Integrate a rational function with a denominator in the form a - cos(x) I am preparing for a basic level calculus test and came across this problem:
$$ \int_0^{\pi/2} \dfrac{1}{2-\cos{x}} dx$$
Which appears to be simple enough before I realize that I can't multiply the top and bottom by $ 2+\cos{x} $ and get anywhere fast.  The prompt and Wolfram Alpha suggest a u-substitution of $ u = \tan{\frac{x}{2}} $ but I really have no idea how to implement that.  How is this substitution used?  Is this even an appropriate problem for my current level of math knowledge?
 A: hint: use the sub $u = \tan( x/2), \cos t = \frac{1-u^2}{1+u^2}$ and some partial fraction.
differencing you get $$du = (1 + u^2) dx/2,  x = 0 \to u = 0, x = \pi/2\to u = 1$$ therefore the $\int_0^{\pi/2} \frac{dx}{2-\cos x}$ is transformed into 
$$\int_0^1 \frac{2du}{(1 + u^2} \frac{1}{\left(2 - \frac{1-u^2}{1+u^2}\right)}
=2 \int_0^1\frac{du}{3u^2 + 1} = \frac{2}{3} \int_0^1 \frac{du}{u^2 + 1/3}$$
can you continue now?
A: We start with 
$$\int_0^{\pi/2} \dfrac{1}{2-\cos{x}} dx$$
Let's start as you suggest and see where it takes us, multiplying top and bottom by $2 + \cos x$.
$$ \int_0^{\pi/2} \frac{2 + \cos x}{4 - \cos^2 x} dx = \int_0^{\pi/2} \frac{2 + \cos x}{3 + \sin^2 x} dx.$$
The mathematics of wishful thinking suggests that we split this integral and handle the easy part first.
$$ \int_0^{\pi/2} \frac{\cos x}{3 + \sin^2 x} dx = \int_0^1 \frac{1}{3 + u^2} du$$
when we perform the substitution $u = \sin x$. This is now a classic inverse trigonometric integral, and will lead you to $\arctan$.
What did we leave behind?
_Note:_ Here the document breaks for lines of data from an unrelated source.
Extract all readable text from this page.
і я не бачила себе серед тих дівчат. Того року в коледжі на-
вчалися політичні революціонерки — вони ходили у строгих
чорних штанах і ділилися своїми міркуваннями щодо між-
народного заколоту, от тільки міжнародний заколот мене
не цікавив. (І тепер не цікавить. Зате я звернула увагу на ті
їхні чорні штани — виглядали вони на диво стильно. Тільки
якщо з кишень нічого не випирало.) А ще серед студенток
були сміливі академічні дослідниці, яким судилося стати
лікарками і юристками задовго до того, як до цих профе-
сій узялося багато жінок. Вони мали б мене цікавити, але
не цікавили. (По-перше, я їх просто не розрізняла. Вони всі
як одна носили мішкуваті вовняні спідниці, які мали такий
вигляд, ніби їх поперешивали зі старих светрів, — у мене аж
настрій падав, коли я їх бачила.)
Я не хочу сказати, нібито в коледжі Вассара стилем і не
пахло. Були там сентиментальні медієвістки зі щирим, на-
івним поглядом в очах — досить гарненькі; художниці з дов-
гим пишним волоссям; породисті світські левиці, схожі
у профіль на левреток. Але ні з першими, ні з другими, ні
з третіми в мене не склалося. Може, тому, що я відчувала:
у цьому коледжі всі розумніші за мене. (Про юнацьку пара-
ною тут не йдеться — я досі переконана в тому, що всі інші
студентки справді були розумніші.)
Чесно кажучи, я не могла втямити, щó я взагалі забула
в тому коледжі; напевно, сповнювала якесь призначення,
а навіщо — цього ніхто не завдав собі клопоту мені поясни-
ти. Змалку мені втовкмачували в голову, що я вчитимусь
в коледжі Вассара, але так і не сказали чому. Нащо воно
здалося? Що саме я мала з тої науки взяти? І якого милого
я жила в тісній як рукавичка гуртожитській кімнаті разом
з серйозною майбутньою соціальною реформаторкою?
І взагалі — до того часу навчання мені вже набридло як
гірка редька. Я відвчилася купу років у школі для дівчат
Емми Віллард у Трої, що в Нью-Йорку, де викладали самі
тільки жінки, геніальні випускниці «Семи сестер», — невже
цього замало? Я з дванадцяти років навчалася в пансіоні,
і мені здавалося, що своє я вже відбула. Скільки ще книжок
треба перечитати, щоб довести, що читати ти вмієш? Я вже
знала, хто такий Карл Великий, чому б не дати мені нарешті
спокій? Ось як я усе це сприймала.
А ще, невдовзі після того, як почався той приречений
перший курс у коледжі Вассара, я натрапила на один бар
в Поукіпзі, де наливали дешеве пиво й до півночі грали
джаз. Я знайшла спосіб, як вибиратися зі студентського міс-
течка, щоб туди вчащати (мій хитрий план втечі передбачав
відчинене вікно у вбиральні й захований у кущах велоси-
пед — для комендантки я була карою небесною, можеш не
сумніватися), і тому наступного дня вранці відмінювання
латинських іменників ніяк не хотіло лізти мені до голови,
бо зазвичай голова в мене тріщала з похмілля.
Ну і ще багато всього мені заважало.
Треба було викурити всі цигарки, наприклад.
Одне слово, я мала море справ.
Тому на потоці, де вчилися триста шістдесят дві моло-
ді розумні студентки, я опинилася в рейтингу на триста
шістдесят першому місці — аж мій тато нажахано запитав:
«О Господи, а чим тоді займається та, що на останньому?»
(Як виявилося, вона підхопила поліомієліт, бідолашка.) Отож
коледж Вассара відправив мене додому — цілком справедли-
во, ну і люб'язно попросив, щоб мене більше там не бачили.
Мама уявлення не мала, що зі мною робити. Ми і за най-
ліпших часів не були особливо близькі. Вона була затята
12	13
We left
$$ \int_0^{\pi/2} \frac{2}{3 + \sin^2 x} dx.$$
This looks a bit tricky. One way to proceed is to recognize $3 = 3\sin^2 x + 3 \cos^2 x$, so that we have
$$ \int_0^{\pi/2} \frac{2}{3 \cos^2 x + 4\sin^2 x} dx.$$
Now multiplying by $\sec^2(x)/\sec^2(x)$ gives
$$\int_0^{\pi/2} \frac{2 \sec^2 x}{3 \cot^2 x + 4} dx.$$
Now you can finish with the substition $u = 3\cot^2 x + 4$.
Is this what I'd recommend? It's hard to say. The substitution you mention is a well-known substitution. But it's important to recognize that with these problems, as long as you follow your nose and charge forward, you'll probably reach a resolution.